手首のバングルを撫でて、差し出された傘を受け取った。
「なんか…すみません」
「随分しおらしいな。燕さんとなんかあったか?」
俺は傘の柄を握りカッと顔面が熱くなるのを感じた。
「なっ!何にもっ」
「ハハ…そんな怒んなよ。」
ちょっと苦笑いに近い笑顔でクシャっと俺の髪を撫でる店長。
あったかくて…俺はこの手が
欲しかったのに…
キラキラ光る指輪が、随分と目障りで、それでいて届かない事をしっかり警告してくる。
虫除けにしちゃ威力が尋常じゃなかった。
そして、燕さんが強く言い放った"雪乃には圭介が必要なんだ。

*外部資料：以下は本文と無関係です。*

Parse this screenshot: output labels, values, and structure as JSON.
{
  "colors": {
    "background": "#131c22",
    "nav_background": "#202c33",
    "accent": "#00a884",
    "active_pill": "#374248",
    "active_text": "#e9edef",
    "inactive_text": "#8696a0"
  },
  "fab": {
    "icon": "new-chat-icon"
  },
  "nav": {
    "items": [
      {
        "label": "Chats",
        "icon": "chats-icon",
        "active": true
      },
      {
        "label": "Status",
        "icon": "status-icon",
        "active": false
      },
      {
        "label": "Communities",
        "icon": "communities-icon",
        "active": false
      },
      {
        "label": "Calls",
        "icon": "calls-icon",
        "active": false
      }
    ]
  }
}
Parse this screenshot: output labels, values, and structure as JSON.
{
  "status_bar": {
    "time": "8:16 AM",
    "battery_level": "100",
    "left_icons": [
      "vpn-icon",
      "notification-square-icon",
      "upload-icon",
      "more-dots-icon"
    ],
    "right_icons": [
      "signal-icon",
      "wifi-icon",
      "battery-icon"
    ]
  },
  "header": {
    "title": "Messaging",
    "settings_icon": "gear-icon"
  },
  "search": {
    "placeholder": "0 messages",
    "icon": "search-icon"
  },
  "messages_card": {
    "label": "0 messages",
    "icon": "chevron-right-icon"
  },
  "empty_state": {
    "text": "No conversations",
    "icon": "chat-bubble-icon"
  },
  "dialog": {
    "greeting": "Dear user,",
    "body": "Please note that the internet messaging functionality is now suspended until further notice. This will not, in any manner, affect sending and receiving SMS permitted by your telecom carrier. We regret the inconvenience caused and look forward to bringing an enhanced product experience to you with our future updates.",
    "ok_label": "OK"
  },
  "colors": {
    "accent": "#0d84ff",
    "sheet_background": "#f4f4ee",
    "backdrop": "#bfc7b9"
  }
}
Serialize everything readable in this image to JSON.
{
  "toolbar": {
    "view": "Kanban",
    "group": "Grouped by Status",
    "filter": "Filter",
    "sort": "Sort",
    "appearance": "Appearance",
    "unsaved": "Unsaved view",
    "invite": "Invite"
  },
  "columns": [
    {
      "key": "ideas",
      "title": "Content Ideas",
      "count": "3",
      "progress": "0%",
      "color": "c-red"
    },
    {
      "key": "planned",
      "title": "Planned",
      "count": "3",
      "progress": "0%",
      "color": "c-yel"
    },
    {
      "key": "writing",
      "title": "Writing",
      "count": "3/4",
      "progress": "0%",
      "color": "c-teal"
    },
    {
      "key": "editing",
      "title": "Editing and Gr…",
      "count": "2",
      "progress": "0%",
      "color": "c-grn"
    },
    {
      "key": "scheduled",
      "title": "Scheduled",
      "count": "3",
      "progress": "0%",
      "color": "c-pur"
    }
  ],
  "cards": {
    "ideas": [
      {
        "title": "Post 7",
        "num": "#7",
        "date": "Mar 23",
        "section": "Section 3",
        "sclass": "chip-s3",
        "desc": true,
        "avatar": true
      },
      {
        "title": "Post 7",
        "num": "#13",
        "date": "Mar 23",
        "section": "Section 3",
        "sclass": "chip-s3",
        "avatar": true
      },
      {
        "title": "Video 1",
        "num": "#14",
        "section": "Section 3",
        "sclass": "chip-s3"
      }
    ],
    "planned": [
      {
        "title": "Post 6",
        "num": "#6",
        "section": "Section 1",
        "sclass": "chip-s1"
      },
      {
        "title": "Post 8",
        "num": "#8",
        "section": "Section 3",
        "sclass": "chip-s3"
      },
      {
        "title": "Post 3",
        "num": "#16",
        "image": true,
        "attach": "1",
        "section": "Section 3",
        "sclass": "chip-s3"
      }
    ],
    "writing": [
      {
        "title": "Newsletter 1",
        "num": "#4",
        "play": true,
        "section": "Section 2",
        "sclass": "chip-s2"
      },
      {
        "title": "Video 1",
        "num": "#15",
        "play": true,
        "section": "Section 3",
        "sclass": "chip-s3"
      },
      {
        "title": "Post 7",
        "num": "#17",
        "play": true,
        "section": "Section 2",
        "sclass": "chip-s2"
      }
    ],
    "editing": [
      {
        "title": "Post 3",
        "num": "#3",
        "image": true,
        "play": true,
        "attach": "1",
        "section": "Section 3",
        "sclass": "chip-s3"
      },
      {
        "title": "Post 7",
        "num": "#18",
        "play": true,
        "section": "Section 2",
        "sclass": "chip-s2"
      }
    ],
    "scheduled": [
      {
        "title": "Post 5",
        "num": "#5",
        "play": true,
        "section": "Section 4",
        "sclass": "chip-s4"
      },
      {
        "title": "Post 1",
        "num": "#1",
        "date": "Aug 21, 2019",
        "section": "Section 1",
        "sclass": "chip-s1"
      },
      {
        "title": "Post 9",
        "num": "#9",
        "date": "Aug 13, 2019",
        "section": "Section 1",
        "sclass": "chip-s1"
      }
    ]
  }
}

"って言葉がトドメを刺す。
「ほら…また泣きそうだ」
髪を撫でた手が肩にかかる。
「そんな事…ないです」
俯いたら泣いてしまいそうだった。
いっそバイト…辞めようかな。
きゅっと結んだ唇。
優しい声で店長が言った。
「そうだ…燕さんさぁ…」
「ぇ?」
突然出た燕さんの名前に顔が跳ね上がる。
バチッと目が合うと、驚いた顔をした店長がクスッと笑った。
「あの人…優しいよ。」
「…な…何ですかソレ…」
パッと慌てて俯く。
「おまえ、今日聞いて来ただろ?どんな人だって…雪乃がね…良く言ってる。燕さんは優しくて綺麗でしょって」
雪乃…
店長の口から出る愛しい人の名前は、特別優しく響いた。
「確かに…綺麗ですよね、顔…」
「ハハ!本人はそれ気にしてんだぜ。贅沢な悩みだよな。」
笑う店長のおかげか、肩の力が抜けて行く。
「気にしてるんだぁ…今度会ったらそれネタにイジってみよ」
「ハハ、そうして。あの人あぁ見えて寂しがりやだから、天馬が負担じゃないならたまに付き合ってやってよ。」
「寂しがりや?ですか?」
俺が不思議に思って問いかける。
燕さんは店長より年上だし、色々世話を焼いてるのは燕さんの方だと思ったからだ。
店長は苦笑いしながらポリポリ頭を掻き呟いた。
「優しい人だから…どっかで絶対苦しんでる筈なんだけど…ホラ、大人になると我慢ばっかり覚えるだろ?俺も燕さんも年だしさ、色々溜め込むっつーか…」
「何年寄りみたいな事言ってんですか…俺なんかじゃ…力になれないっすよ」
胸元に抱いたリュックをギュッと引き寄せ顔を埋める。
「若さは最大の武器だぜ。」
店長は笑いながらポンポンと背中を叩く。その勢いで、ヨロッと一歩前に出る。
その爪先を見て、何かが動いた気がした。
寂しい顔…
「…たまになら…遊んであげますよ。店長のお願いなら仕方ないです。」
店長はポケットに手を入れて、少し猫背気味に笑った。
凄く…嬉しそうに。
「ハハ、頼んだ!」
「じゃ…傘、お借りします」
「おぅ!気をつけて帰れよ」
リュックを背負い直し、傘を開きゆっくり振り返り手を振った。
大好きな笑顔が見えて、軽く手をあげて俺を見送ってくれる。
店長にとっても、雪乃さんにとっても…燕さんは大切な人なのが伝わって来て、俺はそれをあの人に伝えたいと思っていた。
ギュッとリュックの肩紐を握って、駅を目指す。
寂しい顔…
燕さん…一人じゃないよ。
どうしてそんな…どうしょうもない色に染まってんの…。